Your Heart’s Desire
What is your heart’s desire? Please note that the question is not “what do you THINK you want?” I am asking what your whole being wants, what the real you wants, not the you in the advertising-induced coma who wants what he or she is told to want. To answer the question “what is my heart’s desire?” requires peeling away the layers of conditioning and acculturation that we accumulate over a lifetime which drive our deepest desires into the unconscious where they are mostly forgotten.
Heart is essence, soul, strength of character, the fundamental core of an individual, the vital part. The heart organ sustains life in the body by delivering nutrients and oxygen through the blood it pumps; the heart core of ourselves provides motivation, resolve and inspiration, courage even, so that, if we are directly connected to our heart’s desire, our lives are much more interesting and fulfilling and vital.
So, what do you really want? What is your heart’s desire for your life or in any situation that you are dealing with? To get through the layers of the conditioned you, you may have to ask and ask, again and again: “Is this what I REALLY want?” Once you peel through the layers to the heart’s desire, then the next question is “How can this desire be realized?”
Have clarified what you desire, the most effective way to achieve that desire is to pray for it. Even if the Lord knows everything about us, and that includes our heart’s desires, which were created to help us fulfill the promise of our lives, still we need to pray. First, we must gain clarity about what we want, so we pray to ask God’s help in achieving our deepest desires. Secondly, we pray because we are in relationship with the Lord and prayer is the means of communication. Let’s expand our definition of prayer to include the formal and informal prayers that we are so familiar with and to add communion with the Lord. The spoken prayers really constitute a small part of a close relationship with God; it is during the times that we are in communion with Christ by sitting in his presence that the most effective communication happens.
The degree of closeness to Christ determines how well you “hear” with your heart or the inner ear the answers that God will send. Clearing away the layers of conditioning and acculturation that I wrote about above also opens up avenues of communion with God. So that when you are dealing with the true desires that would captivate you, you are also connecting in some way with the source of communion with God and opening more channels of communication.
Jesus taught this principle of the Life of the Spirit in this way in Matthew 7:7-8: “Ask and it will be given to you; seek and you will find; knock and the door will be opened to you. For everyone who asks receives; he who seeks finds; and to him who knocks, the door will be opened.” He continues by pronouncing that God is ready to give wonderful things to you: “Which of you, if his son asks for bread, will give him a stone? Or if he asks for a fish, will you give him a snake? If you, then, though you are evil, know how to give good gifts to your children, how much more will your Father in heaven give good gifts to those who ask him?”[Matthew 7:9-11]
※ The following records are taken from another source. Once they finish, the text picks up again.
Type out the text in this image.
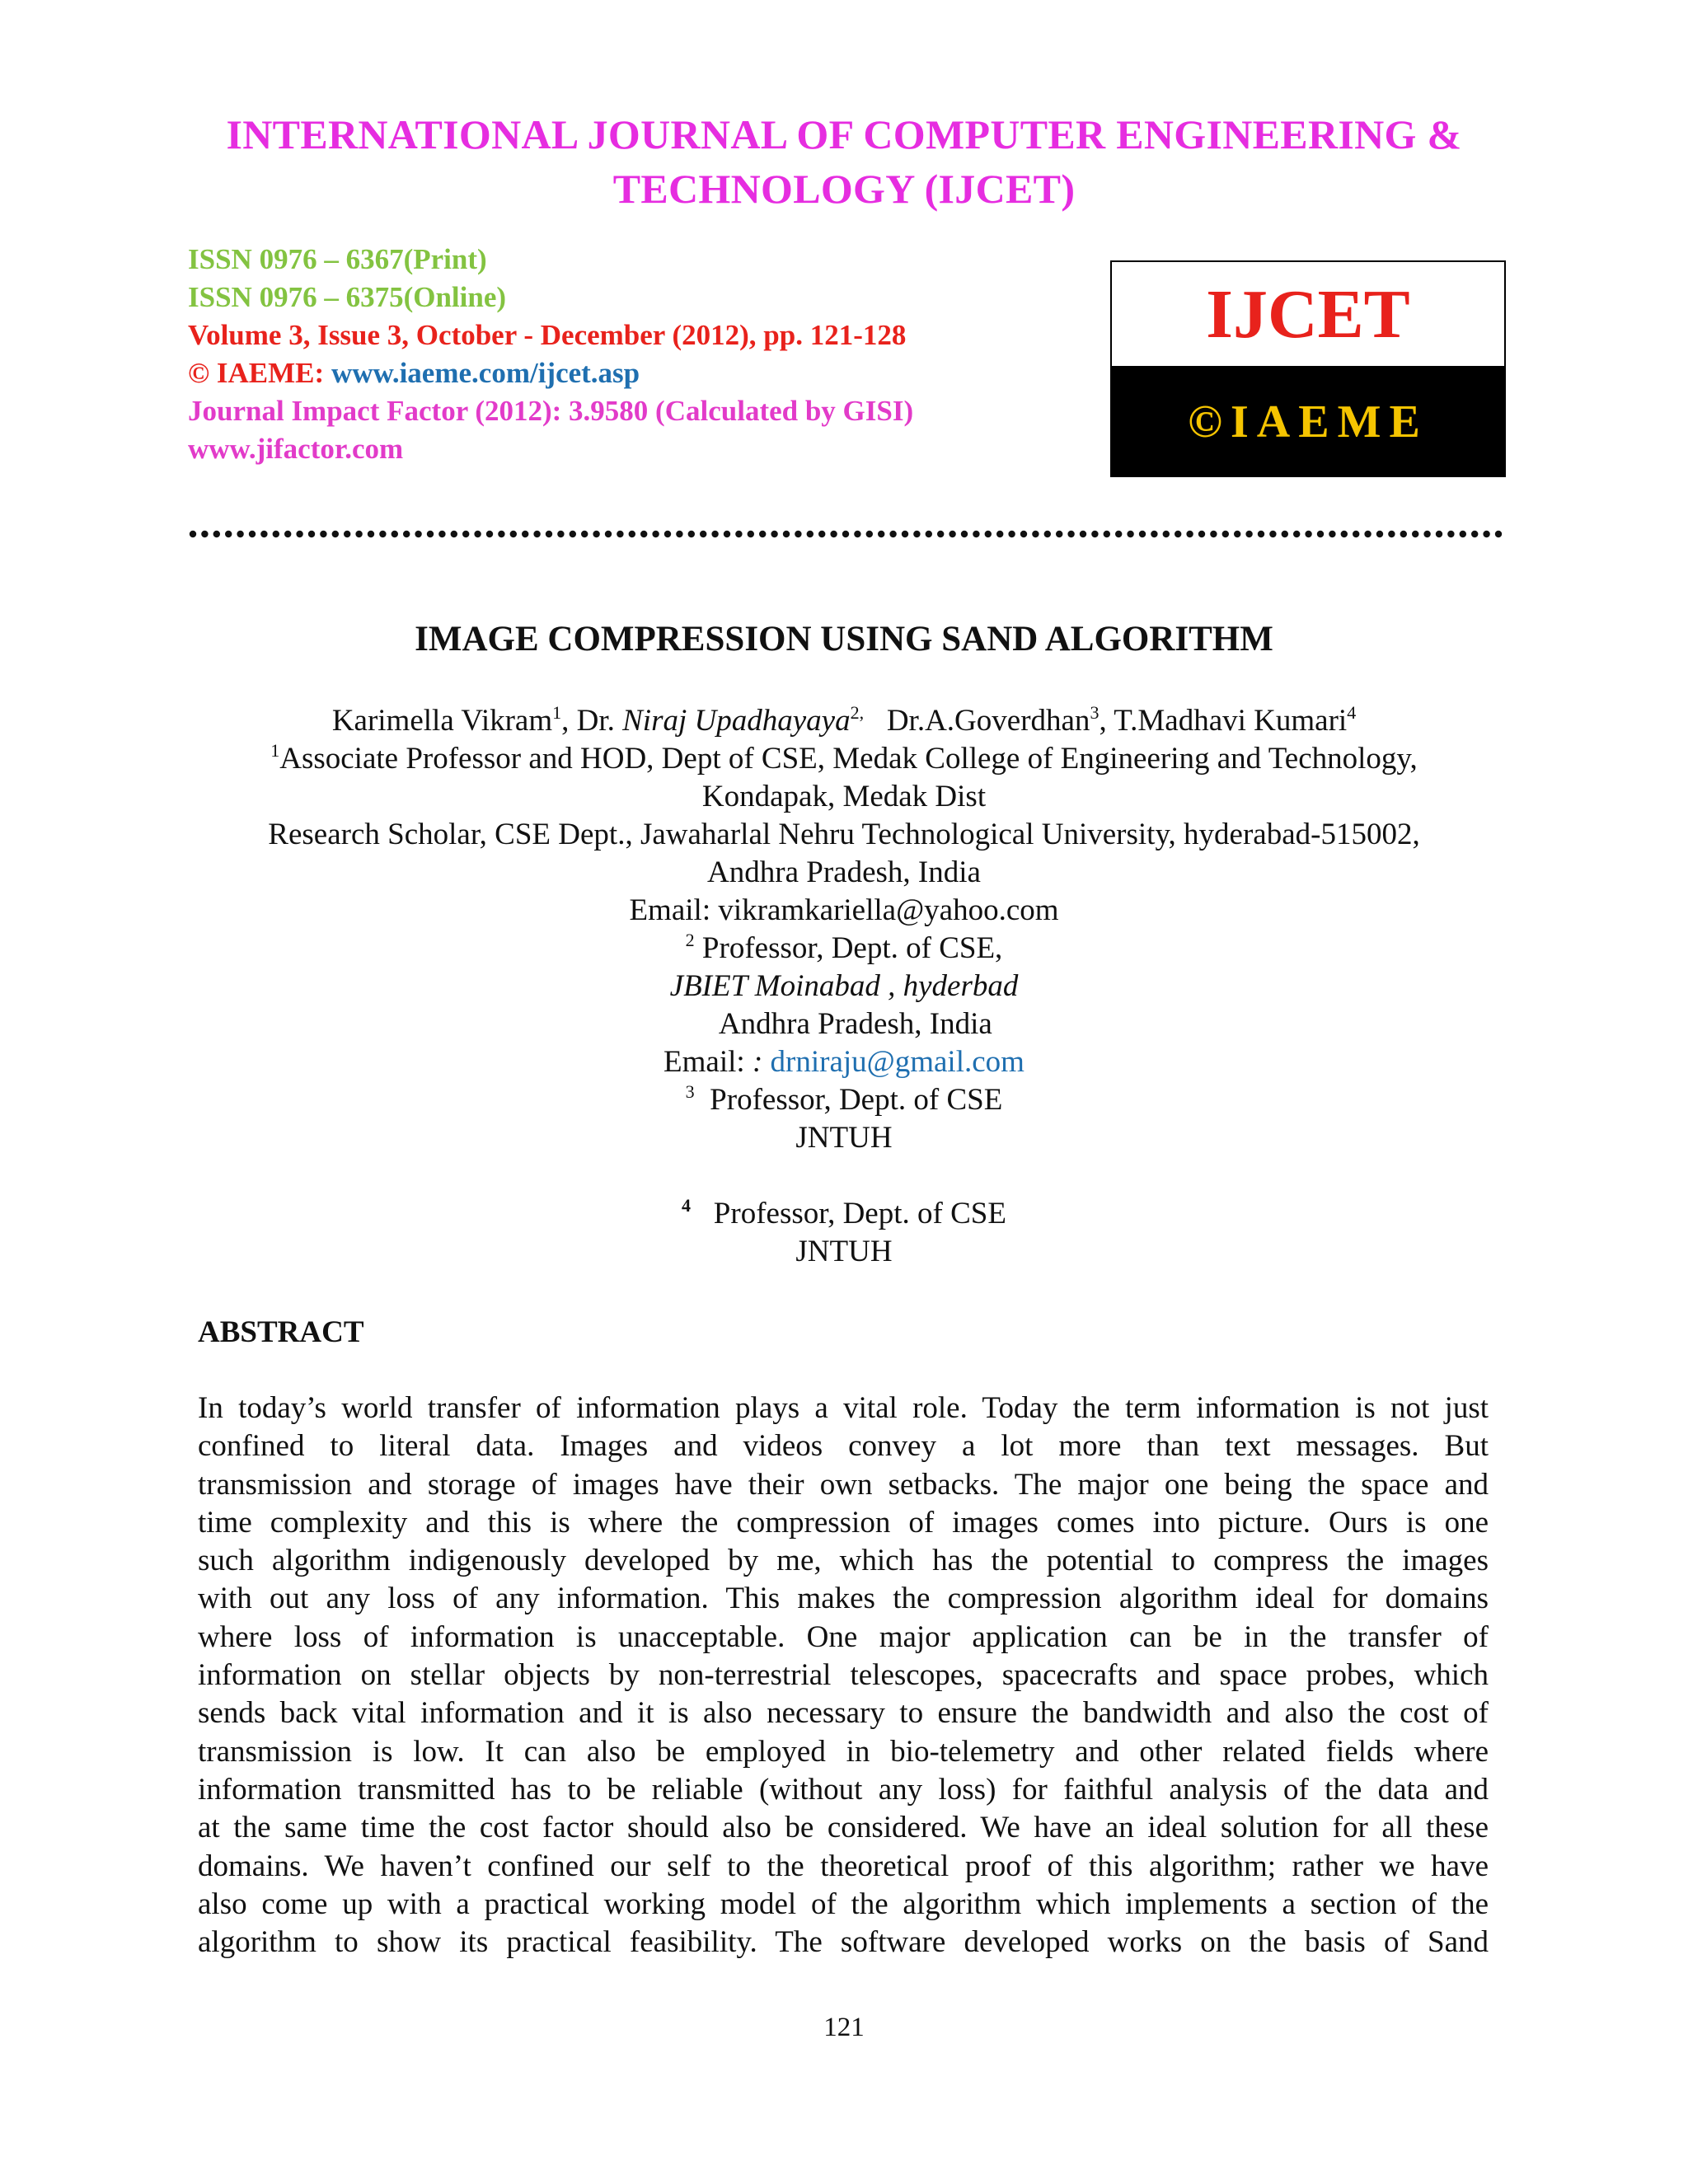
INTERNATIONAL JOURNAL OF COMPUTER ENGINEERING &
TECHNOLOGY (IJCET)
ISSN 0976 – 6367(Print)
ISSN 0976 – 6375(Online)
Volume 3, Issue 3, October - December (2012), pp. 121-128
© IAEME: www.iaeme.com/ijcet.asp
Journal Impact Factor (2012): 3.9580 (Calculated by GISI)
www.jifactor.com
IJCET
©IAEME
IMAGE COMPRESSION USING SAND ALGORITHM
Karimella Vikram$^1$, Dr. Niraj Upadhayaya$^{2,}$ Dr.A.Goverdhan$^3$, T.Madhavi Kumari$^4$
$^1$Associate Professor and HOD, Dept of CSE, Medak College of Engineering and Technology,
Kondapak, Medak Dist
Research Scholar, CSE Dept., Jawaharlal Nehru Technological University, hyderabad-515002,
Andhra Pradesh, India
Email: vikramkariella@yahoo.com
$^2$ Professor, Dept. of CSE,
JBIET Moinabad , hyderbad
Andhra Pradesh, India
Email: : drniraju@gmail.com
$^3$ Professor, Dept. of CSE
JNTUH
$^4$ Professor, Dept. of CSE
JNTUH
ABSTRACT
In today’s world transfer of information plays a vital role. Today the term information is not just
confined to literal data. Images and videos convey a lot more than text messages. But
transmission and storage of images have their own setbacks. The major one being the space and
time complexity and this is where the compression of images comes into picture. Ours is one
such algorithm indigenously developed by me, which has the potential to compress the images
with out any loss of any information. This makes the compression algorithm ideal for domains
where loss of information is unacceptable. One major application can be in the transfer of
information on stellar objects by non-terrestrial telescopes, spacecrafts and space probes, which
sends back vital information and it is also necessary to ensure the bandwidth and also the cost of
transmission is low. It can also be employed in bio-telemetry and other related fields where
information transmitted has to be reliable (without any loss) for faithful analysis of the data and
at the same time the cost factor should also be considered. We have an ideal solution for all these
domains. We haven’t confined our self to the theoretical proof of this algorithm; rather we have
also come up with a practical working model of the algorithm which implements a section of the
algorithm to show its practical feasibility. The software developed works on the basis of Sand
121
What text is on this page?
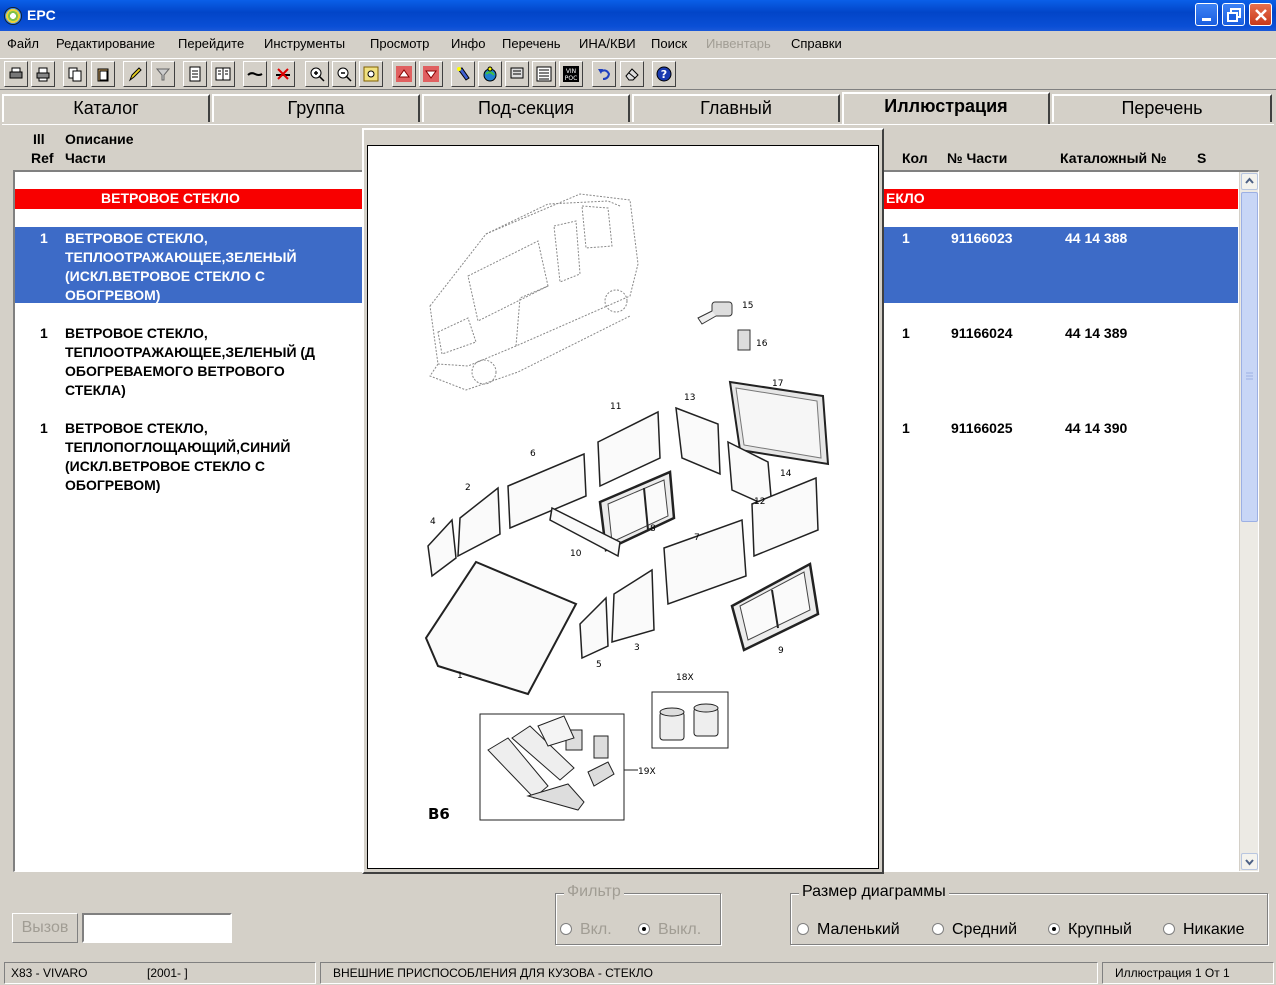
EPC
Файл Редактирование Перейдите Инструменты Просмотр Инфо Перечень ИНА/КВИ Поиск Инвентарь Справки
VIN
POC	?
Каталог	Группа	Под-секция	Главный	Иллюстрация	Перечень
Ill
Ref
Описание
Части	Кол № Части	Каталожный № S
ВЕТРОВОЕ СТЕКЛО	ЕКЛО
1 ВЕТРОВОЕ СТЕКЛО,
ТЕПЛООТРАЖАЮЩЕЕ,ЗЕЛЕНЫЙ
(ИСКЛ.ВЕТРОВОЕ СТЕКЛО С
ОБОГРЕВОМ)
1	91166023	44 14 388
1 ВЕТРОВОЕ СТЕКЛО,
ТЕПЛООТРАЖАЮЩЕЕ,ЗЕЛЕНЫЙ (Д
ОБОГРЕВАЕМОГО ВЕТРОВОГО
СТЕКЛА)
1	91166024	44 14 389
1 ВЕТРОВОЕ СТЕКЛО,
ТЕПЛОПОГЛОЩАЮЩИЙ,СИНИЙ
(ИСКЛ.ВЕТРОВОЕ СТЕКЛО С
ОБОГРЕВОМ)
1	91166025	44 14 390
1
2
3
4
5
6
7
8
9
10
11
12
13
14
15
16
17
18X
19X
B6
Вызов
Фильтр
Вкл.	Выкл.
Размер диаграммы
Маленький	Средний	Крупный	Никакие
X83 - VIVARO	[2001- ]	ВНЕШНИЕ ПРИСПОСОБЛЕНИЯ ДЛЯ КУЗОВА - СТЕКЛО	Иллюстрация 1 От 1
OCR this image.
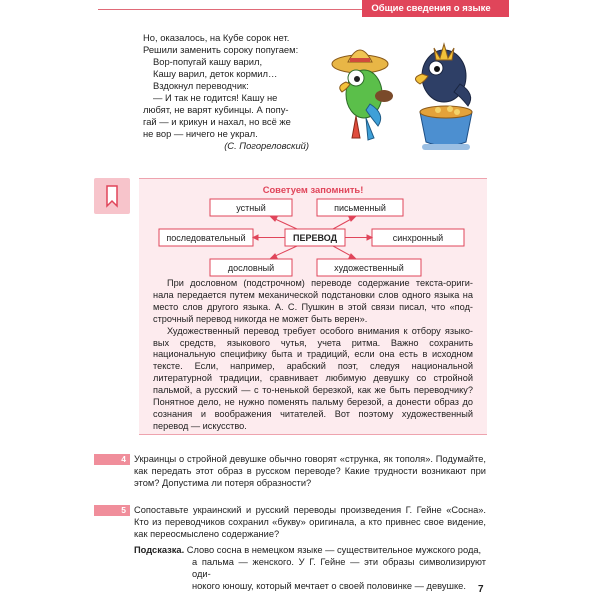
Общие сведения о языке
Но, оказалось, на Кубе сорок нет.
Решили заменить сороку попугаем:
Вор-попугай кашу варил,
Кашу варил, деток кормил…
Вздокнул переводчик:
— И так не годится! Кашу не
любят, не варят кубинцы. А попу-
гай — и крикун и нахал, но всё же
не вор — ничего не украл.
(С. Погореловский)
Советуем запомнить!
устный	письменный
последовательный	ПЕРЕВОД	синхронный
дословный	художественный

При дословном (подстрочном) переводе содержание текста-ориги-нала передается путем механической подстановки слов одного языка на место слов другого языка. А. С. Пушкин в этой связи писал, что «под-строчный перевод никогда не может быть верен».

Художественный перевод требует особого внимания к отбору языко-вых средств, языкового чутья, учета ритма. Важно сохранить национальную специфику быта и традиций, если она есть в исходном тексте. Если, например, арабский поэт, следуя национальной литературной традиции, сравнивает любимую девушку со стройной пальмой, а русский — с то-ненькой березкой, как же быть переводчику? Понятное дело, не нужно поменять пальму березой, а донести образ до сознания и воображения читателей. Вот поэтому художественный перевод — искусство.

4 Украинцы о стройной девушке обычно говорят «струнка, як тополя». Подумайте, как передать этот образ в русском переводе? Какие трудности возникают при этом? Допустима ли потеря образности?
5 Сопоставьте украинский и русский переводы произведения Г. Гейне «Сосна». Кто из переводчиков сохранил «букву» оригинала, а кто привнес свое видение, как переосмыслено содержание?
Подсказка. Слово сосна в немецком языке — существительное мужского рода,
а пальма — женского. У Г. Гейне — эти образы символизируют оди-
нокого юношу, который мечтает о своей половинке — девушке.	7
Asking, seeking and knocking imply more than saying, “God, I want this.” There’s a perseverance that is suggested, an implication that we have an active role to play in realizing what we want. To seek means to look in many places, to turn over some rocks, to investigate and do the research. It may even mean to seek training or educational opportunities to prepare for the desire’s realization. It may mean consulting with others who already do this. It may mean also that the Lord must transform some areas within you so that you will be capable of doing what you desire to do. That implies a willingness, an openness to the Lord’s transforming power.
Don’t expect to offer up your prayer and sit passively by while the Lord works his magic. We have an active role to play in achieving that desire. In this way we are working with God to bring something essential to our life in an act of co-creation.